The referendum will reverse a policy that has been in effect since Shelter Rock School was built in 1970. At that time the board of education decided to transport bus transportation to all children because of the location of the school on Shelter Rock Road, a busy and dangerous thoroughfare. When Shelter Rock School was built, The Hamlet and Gracewood had not yet been built, nor had The Greens and The Estates on the west side of the road. Guidelines generally provide for transportation for all children in kindergarten; transportation for children in grades from one to three who live 1/2 mile away from the school; for children in grades four to six who live 3/4 mile away from the school and for students in grades seven through 12 who live a mile away from school.

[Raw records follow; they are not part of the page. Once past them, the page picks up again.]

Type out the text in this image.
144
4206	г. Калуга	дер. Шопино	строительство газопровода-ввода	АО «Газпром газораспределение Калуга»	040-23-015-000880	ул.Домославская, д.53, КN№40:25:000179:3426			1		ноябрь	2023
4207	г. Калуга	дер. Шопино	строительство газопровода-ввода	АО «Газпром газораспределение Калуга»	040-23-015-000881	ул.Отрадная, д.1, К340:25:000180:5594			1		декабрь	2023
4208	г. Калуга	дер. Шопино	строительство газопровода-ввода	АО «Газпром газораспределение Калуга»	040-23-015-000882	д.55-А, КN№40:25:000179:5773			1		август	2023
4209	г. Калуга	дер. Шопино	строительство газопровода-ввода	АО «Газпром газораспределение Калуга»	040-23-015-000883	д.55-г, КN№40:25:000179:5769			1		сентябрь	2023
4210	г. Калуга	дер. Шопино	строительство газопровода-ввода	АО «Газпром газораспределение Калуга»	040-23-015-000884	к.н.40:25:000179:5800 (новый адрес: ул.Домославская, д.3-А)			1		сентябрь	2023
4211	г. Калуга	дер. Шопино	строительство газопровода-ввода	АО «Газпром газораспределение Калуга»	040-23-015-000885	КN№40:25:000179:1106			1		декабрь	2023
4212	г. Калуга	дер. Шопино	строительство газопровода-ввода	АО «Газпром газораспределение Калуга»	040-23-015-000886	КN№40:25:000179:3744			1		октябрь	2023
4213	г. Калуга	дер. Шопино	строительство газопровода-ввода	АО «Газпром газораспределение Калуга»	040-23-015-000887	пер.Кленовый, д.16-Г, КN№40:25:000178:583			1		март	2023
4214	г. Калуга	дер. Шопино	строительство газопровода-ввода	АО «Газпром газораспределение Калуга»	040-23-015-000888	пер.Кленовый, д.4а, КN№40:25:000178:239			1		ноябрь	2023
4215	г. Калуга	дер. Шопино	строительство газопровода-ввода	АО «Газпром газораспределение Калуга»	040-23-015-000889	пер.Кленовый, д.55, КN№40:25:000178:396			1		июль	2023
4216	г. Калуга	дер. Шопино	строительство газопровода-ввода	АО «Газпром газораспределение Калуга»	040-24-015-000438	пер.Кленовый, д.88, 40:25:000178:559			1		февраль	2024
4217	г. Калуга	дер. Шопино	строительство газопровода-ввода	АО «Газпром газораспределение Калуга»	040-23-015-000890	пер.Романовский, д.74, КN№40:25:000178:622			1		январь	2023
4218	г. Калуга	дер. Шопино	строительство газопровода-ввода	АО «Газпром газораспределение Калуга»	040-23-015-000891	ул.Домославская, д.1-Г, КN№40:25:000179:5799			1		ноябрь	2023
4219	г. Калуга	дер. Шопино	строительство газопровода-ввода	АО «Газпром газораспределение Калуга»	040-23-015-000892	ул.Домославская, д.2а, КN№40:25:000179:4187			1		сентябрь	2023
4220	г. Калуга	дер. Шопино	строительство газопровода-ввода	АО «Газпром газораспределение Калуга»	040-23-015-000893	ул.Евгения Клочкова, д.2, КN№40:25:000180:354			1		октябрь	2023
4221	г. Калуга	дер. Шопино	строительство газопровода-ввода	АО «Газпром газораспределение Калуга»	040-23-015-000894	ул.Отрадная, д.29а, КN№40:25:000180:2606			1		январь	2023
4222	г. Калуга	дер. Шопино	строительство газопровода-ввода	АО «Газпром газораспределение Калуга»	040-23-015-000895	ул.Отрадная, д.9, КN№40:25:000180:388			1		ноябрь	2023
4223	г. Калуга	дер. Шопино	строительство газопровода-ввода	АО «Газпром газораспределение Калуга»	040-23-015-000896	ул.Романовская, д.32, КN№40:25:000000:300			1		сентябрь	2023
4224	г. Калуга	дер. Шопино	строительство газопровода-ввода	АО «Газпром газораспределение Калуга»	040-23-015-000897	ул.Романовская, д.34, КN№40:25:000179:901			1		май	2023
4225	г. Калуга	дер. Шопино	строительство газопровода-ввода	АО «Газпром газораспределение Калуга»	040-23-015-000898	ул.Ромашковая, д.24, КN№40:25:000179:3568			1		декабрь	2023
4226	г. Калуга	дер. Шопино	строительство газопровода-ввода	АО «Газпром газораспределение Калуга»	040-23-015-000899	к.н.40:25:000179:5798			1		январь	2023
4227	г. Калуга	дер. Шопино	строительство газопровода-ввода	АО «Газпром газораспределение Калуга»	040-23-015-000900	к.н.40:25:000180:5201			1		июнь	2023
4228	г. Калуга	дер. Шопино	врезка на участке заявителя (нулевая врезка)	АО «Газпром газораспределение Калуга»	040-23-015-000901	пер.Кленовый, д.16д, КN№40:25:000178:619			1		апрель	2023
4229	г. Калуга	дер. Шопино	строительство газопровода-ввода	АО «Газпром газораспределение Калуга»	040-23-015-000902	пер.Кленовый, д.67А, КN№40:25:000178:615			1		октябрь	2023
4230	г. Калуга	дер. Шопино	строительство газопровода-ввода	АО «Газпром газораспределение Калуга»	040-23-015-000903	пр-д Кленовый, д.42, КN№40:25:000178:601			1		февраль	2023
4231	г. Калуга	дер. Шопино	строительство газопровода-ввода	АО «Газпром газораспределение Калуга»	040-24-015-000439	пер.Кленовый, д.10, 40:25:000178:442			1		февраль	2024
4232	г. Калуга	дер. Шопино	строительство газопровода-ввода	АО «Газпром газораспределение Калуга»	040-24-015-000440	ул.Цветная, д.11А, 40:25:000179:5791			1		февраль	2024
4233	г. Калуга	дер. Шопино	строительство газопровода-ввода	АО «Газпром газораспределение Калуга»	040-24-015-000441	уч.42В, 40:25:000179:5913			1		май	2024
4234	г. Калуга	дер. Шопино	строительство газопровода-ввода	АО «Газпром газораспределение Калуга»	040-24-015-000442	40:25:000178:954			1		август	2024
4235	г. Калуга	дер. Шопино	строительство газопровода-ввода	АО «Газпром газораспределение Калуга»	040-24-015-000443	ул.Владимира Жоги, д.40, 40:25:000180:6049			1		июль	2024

Munsey Park students have been transported according to those guidelines. What has recently come to light is a state regulation that requires all schools with the same student bodies (e.g., K-6) to be treated in the same manner. In other words, if all students are given transportation to Shelter Rock, all students must be offered transportation to Munsey Park, whether they need it or not. If the voters turn down the proposal in the referendum, those students at Shelter Rock who are presently being given transportation to the school will lose it. This includes students on Pond Hill Road, Allen Drive and Udall Drive on the west side of Shelter Rock Road.
According to Ira Chudd, Manhasset Schools' director of transportation, transporting all Munsey Park students would require three additional buses and drivers at a cost of $126,000 a year. Mr. Chudd says that there would be a certain amount of flexibility in the use of the buses. For example, they could be used to drive athletes to and from after-school games. Asked whether the New York State Department of Education would not be responsive to an appeal of the guidelines in a situation such as Manhasset faces, Mr. Chudd said that the only exception is if a school is in what the DOE calls a "child safety zone." Although it is apparent that drivers on Shelter Rock Road exceed the posted speed limit, the DOE only takes into account the posted speed limit and the fact that there is a traffic light on Shelter Rock Road at the school and does not designate it a "child safety zone." M. Shane Higuera, Manhasset's assistant superintendent for business, says that if the proposal to bus all elementary students is defeated, the district will probably ask Nassau County to supply a crossing guard for Shelter Rock.
Mr. Chudd says that if the referendum is defeated, there will be no saving to the district over and above the additional $126,000 which will be spent because there are children who attend Shelter Rock School who are entitled to bus transportation on buses that also pick up children not entitled to it. For example, children who live in the farther reaches of The Hamlet are more than a 1/2 mile away from the school. As one mother stated, "The buses will pick up those children and have to pass by children on their way to the school."
Whatever the voters decide on Jan. 20, it will go into effect immediately, The cost of providing transportation for the remainder of the fiscal school year will not exceed $63,000. Mr. Higuera says that while the referendum reads that "such funds shall be raised by a levy of a tax upon the taxable property of the district," the district's fund balance will cover costs for the remainder of the 1997-1998 school year.
The board also voted 5-0 to reject a proposal to bus students to the middle school and high school. This had been requested by one parent whose family lives in Terrace Manor.
The referendum will be voted on Tuesday, Jan. 20, 1998 from 6:30 a.m. to 10 p.m. in the Manhasset High School gymnasium. Voters must be registered to vote.